Saturday, October 16, 2010

Jen learns to rodeo

When I was growing up all I ever said was "I'm gonna be a farmer when I grow up".  It's no wonder I said that since the only people I was exposed to at a young age were mostly Amish.  So I didn't really know any different.  I surely wasn't going to be an electrician at the mill like my dad, And mom didn't go to work until we were all in school full time.  Even as I grew and was more exposed to other professions I still stuck to my farmer career.  I remember standing in my dad's garage and him lecturing me.  He said "you can't be a farmer", farmers don't make a good living".   But you know parents, dumb as rocks and don't know anything.


My friend Melissa has two Boer billy goats.  She's been wanting to get two females to breed.  She finally found some on Craig's List she was interested in and her being a gas patch widow as am I, she recruited me to make the journey with her to get them.  I also talked my Bestie Jen into going along too.  So I tell willie we're making the trip.  "your not bringing one home are you?"  He asks.  I pause, "I don't think so".   "Wrong answer" he says. 

So Melissa picks me up in her quad cab, 8ft bed chevy pickup, and her blue rubber barn boots.  I climb in with my hot pink rubber farm boots and we're off to pick up Jen.  Jen climbs in with her sketcher tennies, aero shirt and good jeans.  We yell at her "Why are you dressed up to go farming?"  She screams back "Cuz I don't know what the hell I'm supposed to wear, I don't farm".  We like to scream!

So off we go, the three of us and Karen. She is the GPS, named after Planktons wife on Sponge Bob because they have the same voice.  We travel the back roads of south Butler, praying to arrive safely due to Melissa's driving.  We arrive at our destination.  As we pull closer to the house, we are bombarded with a menagerie of animals.  Dogs, chickens, guineas, geese, goats, llamas, donkey's, pigs, kids,  ect.  We are cracking up at the hilarious vision in front of us. 

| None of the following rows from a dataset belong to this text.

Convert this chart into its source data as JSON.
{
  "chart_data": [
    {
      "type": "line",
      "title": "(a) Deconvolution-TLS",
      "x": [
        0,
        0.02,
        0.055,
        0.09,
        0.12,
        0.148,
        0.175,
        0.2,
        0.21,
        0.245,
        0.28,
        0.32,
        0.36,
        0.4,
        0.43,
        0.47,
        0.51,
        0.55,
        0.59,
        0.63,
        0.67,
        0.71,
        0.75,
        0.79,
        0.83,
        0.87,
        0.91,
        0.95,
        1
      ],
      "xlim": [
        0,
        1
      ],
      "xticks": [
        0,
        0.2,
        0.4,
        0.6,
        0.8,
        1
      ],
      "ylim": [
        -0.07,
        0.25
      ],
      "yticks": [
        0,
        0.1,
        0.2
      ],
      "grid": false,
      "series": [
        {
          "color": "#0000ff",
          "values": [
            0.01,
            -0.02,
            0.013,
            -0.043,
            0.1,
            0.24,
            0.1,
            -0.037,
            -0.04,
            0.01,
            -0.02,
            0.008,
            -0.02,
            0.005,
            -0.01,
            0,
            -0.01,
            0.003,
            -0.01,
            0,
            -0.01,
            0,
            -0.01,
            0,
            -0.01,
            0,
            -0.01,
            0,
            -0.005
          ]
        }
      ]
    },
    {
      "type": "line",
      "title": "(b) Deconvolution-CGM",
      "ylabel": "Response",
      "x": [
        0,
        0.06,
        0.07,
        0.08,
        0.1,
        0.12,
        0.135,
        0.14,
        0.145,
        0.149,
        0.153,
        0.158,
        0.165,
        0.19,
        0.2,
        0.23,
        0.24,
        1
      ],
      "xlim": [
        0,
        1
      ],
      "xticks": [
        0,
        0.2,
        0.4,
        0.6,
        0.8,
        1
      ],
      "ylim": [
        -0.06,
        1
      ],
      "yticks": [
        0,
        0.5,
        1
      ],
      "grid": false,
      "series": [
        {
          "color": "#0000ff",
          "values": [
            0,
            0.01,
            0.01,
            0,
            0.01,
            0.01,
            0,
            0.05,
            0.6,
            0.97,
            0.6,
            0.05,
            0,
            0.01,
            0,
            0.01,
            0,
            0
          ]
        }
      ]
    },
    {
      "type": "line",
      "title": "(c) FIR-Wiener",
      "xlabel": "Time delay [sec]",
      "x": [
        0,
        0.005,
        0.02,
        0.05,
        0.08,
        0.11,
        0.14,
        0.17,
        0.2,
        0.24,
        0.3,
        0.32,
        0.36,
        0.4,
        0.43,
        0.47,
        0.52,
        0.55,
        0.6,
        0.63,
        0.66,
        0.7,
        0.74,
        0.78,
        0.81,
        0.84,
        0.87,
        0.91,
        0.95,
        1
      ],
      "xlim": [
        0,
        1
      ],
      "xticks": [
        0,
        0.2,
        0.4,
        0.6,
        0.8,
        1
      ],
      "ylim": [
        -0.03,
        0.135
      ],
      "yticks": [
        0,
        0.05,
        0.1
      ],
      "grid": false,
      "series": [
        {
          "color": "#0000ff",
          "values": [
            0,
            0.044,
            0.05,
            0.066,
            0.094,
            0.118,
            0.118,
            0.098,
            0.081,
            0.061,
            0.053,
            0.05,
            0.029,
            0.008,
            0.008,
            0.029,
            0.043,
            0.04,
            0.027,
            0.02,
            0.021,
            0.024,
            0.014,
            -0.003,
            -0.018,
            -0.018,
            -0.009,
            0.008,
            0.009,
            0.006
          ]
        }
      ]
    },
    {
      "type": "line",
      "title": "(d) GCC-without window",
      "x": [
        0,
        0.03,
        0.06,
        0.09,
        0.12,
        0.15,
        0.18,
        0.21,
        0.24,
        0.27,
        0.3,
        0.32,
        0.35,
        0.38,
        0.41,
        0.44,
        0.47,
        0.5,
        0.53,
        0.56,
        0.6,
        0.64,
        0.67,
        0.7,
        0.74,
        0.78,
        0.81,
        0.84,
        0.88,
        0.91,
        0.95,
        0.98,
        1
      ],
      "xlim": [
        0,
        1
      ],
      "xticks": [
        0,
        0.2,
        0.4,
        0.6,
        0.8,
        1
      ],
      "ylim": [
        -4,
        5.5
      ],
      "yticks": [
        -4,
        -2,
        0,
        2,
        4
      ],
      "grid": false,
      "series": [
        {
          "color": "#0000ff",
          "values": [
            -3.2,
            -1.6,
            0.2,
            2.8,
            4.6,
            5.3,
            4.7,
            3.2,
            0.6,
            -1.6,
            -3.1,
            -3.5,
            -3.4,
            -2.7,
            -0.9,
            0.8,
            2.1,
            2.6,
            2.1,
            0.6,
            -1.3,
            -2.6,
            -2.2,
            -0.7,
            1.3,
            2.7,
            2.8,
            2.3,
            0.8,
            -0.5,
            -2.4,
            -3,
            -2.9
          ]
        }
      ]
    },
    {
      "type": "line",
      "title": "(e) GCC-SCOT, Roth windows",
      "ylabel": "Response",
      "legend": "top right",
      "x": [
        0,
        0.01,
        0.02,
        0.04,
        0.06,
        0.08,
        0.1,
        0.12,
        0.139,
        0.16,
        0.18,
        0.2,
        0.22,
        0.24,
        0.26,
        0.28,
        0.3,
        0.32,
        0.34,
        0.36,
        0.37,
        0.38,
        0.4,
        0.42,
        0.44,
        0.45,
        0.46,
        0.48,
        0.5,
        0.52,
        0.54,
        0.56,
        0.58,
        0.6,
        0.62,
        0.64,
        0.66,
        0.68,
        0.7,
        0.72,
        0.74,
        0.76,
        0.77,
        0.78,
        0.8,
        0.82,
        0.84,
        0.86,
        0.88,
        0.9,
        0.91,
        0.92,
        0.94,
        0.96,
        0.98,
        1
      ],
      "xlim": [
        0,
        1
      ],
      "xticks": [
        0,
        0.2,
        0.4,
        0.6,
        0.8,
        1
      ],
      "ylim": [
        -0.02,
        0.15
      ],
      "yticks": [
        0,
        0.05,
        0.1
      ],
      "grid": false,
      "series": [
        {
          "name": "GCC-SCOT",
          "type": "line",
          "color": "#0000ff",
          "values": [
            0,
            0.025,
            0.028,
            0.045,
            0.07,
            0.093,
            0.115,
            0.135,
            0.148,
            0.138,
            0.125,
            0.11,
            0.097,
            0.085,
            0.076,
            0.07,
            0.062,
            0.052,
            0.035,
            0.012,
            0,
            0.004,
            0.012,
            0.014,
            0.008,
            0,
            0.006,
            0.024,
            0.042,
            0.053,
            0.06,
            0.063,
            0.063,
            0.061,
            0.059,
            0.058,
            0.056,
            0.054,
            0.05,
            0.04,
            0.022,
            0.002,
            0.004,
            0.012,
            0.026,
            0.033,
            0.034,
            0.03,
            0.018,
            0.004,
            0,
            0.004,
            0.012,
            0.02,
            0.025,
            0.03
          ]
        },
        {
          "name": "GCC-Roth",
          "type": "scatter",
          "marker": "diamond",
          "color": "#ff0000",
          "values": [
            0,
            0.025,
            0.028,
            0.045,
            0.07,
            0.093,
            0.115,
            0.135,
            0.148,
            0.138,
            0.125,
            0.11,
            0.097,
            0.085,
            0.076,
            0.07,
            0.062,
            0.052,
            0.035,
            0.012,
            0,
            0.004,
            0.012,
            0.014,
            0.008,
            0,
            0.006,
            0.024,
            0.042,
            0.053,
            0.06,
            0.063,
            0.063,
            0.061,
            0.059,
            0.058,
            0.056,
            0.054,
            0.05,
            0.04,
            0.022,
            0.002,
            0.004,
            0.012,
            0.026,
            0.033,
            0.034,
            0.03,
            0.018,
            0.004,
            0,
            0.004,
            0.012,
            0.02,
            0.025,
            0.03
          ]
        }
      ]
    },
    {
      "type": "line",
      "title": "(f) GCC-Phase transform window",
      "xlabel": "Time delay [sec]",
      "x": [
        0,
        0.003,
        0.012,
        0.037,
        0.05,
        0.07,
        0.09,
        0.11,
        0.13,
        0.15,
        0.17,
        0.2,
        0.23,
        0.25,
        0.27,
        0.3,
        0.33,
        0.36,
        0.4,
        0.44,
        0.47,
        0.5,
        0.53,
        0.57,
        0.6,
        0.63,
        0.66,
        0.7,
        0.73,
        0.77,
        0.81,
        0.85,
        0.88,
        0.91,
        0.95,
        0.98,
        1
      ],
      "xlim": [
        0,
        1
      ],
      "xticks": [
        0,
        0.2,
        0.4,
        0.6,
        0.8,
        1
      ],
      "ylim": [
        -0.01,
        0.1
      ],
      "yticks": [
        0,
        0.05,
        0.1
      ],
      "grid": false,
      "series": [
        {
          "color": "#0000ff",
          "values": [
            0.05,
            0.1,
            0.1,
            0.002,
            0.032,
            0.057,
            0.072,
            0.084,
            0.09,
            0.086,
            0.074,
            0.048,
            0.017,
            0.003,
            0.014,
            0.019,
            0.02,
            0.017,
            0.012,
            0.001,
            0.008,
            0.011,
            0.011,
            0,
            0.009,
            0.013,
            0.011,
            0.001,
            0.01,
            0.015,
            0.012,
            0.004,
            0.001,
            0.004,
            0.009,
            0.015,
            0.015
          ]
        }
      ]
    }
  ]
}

We end up bringing three  female goats home.  And even with Melissa's 8ft truck bed, she proceeds to lay out a tarp on the back seat to bring them home.  We all think she's a little touched.  We start our journey home.  I make her stop along 422 because I have to pee so bad.  Well, the goats knew it was a pee break and started peeing all over the back seat.  Jen is screaming "Oh my God, Oh my God, how gross".  Well, a goat can't pee with out dropping some pellets too.  Jen screams louder.  I'm glad I'm done peeing or I would've peed my pants laughing.  We need to stop at Tractor Supply and get some supplies. So we leave them in the truck while we shop. We're hungry, so we go into Pizza Hut and order pizza.  Remember,  I am still in my hot pink rubber boots and we all wreak of Goat and god knows what else.  With that being said, I still think we were overdressed for the general Kittanning population.

We arrive home.  I carry one goat into the barn. Jen grabs another crying and screaming because they are covered in pee and turds.  Her goat senses her anxiety and decides to buck and kick.  She keeps hold of it and throws it in the barn.  The third is still in the truck bawling.  Well, the two immediately crawl under the gate and start running through the field.  I chase after them.  I'm screaming "they're running away" as I'm chasing them through the pitch dark.  Melissa starts running her pregnant butt up to the house screaming for the men to come and help. They are less then thrilled.  I herd them back towards the barn and one runs toward Jen.  She surprises us all by diving at the goat, face planting in cow manure, as the goat jumps over her and runs away.  Now she is less then thrilled.  We eventually capture all three and decide to lock them in the garage for the night until we can close in the barn better.

We all were so proud of Jen, the non-farmer.  So next month we are taking her back to the goat farmer because she has decided she wants a pig.